We consider ourselves to be sentient beings: Beings that have feelings.  To have feelings is to be human.  One of the biggest separations between robots and humans is alleged to be the robots' inability to experience feelings.  We like our humans to be sentient.  We shrink from people who are cold and unfeeling, or robotic.  As mentioned in a previous presentation, screen actors are usually chosen because of their ability to show emotion and create a rapport with the audience.  We like stories with human dimensions and strong expressions of love, anger, happiness and sadness.  A story without any of those is like reading the telephone directory.

In order to be human and to have and express feelings, we need to exercise them on a daily basis, and usually we do, because doing so confirms our sense of self.  If we feel something and fail to act on it, we might feel bad about ourselves, because we didn't act.  If we don't express our feelings the way that we think we should, then there is a possibility we might lose the ability to do so and lose some of our sense of self.  Fortunately our emotional disposition is reasonably robust and consistent, furnishing us with a repertoire of emotional expression that we have little means of stopping, because that is who we are.

As a baby grows into a child and then an adult they learn, with the help of their parents' tolerance, patience, guidance and anguish, to moderate and control their emotions.  An adult human is expected to have the ability to manage their emotions in a way that makes them quite different from children.

Subtle vs Obvious

Obvious expressions of emotion do not necessarily correlate with emotional fitness. An overly emotional person may actually have little control over their emotions and may experience a lot of incoherent emotion.  

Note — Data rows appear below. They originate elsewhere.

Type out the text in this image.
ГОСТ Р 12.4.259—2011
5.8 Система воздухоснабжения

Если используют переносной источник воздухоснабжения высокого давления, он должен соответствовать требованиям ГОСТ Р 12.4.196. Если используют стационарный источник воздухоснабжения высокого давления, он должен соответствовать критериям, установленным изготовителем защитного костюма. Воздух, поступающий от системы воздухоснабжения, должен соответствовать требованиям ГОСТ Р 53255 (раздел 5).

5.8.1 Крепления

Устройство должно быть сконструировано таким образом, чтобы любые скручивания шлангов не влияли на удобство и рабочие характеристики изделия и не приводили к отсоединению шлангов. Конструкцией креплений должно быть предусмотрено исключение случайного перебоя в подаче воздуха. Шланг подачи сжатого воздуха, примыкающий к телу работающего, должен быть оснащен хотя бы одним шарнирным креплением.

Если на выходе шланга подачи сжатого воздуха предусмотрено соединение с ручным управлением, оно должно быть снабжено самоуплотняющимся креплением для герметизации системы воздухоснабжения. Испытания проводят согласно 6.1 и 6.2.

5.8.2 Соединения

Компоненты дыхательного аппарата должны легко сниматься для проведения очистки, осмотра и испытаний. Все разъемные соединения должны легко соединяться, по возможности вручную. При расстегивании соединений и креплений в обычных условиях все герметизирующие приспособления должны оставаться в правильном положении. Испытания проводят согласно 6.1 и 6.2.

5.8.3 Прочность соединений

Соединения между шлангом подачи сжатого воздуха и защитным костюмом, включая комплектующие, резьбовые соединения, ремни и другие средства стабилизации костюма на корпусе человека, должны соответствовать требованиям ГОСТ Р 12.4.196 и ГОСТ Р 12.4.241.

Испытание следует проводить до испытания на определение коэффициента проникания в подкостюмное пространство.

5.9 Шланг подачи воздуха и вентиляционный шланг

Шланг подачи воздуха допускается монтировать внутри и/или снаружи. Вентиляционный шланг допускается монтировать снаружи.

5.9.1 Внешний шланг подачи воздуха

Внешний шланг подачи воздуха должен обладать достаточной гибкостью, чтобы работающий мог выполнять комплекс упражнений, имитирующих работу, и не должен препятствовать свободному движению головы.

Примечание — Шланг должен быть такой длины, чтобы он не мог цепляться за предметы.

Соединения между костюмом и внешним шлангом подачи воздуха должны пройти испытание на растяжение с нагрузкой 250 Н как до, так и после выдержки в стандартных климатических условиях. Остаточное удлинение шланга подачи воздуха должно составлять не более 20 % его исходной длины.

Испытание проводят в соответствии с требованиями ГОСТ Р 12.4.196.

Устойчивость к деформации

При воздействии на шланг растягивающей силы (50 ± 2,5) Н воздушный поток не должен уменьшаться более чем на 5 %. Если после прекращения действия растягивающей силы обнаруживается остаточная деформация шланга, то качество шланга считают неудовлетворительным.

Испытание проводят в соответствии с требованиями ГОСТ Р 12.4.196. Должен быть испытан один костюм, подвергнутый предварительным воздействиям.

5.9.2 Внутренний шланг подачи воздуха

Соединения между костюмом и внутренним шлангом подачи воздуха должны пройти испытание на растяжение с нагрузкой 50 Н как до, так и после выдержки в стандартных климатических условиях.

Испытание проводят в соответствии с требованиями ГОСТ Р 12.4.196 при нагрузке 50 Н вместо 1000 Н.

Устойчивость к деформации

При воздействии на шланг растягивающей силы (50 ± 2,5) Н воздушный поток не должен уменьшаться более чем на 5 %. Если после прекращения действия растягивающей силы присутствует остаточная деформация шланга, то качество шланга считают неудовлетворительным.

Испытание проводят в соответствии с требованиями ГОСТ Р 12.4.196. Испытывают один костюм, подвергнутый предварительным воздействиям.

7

People who are able to pick up emotional cues usually only need subtle signals in order to get a strong message.  We all know what it feels like to get a feeling about a person.  We are all the time, giving off subtle emotional cues, usually with our facial expressions, but also body language, and then of course tone of voice.

Personal example

When I was young and emotionally unfit I could tell that people sensed it and being that way limited my social orbit.

Challenge to audience

Staying whole and sane depends on us regulating our emotional experiences to ensure our emotional health.  This is similar to our need to regulate our nutritional diet so as to remain healthy physically.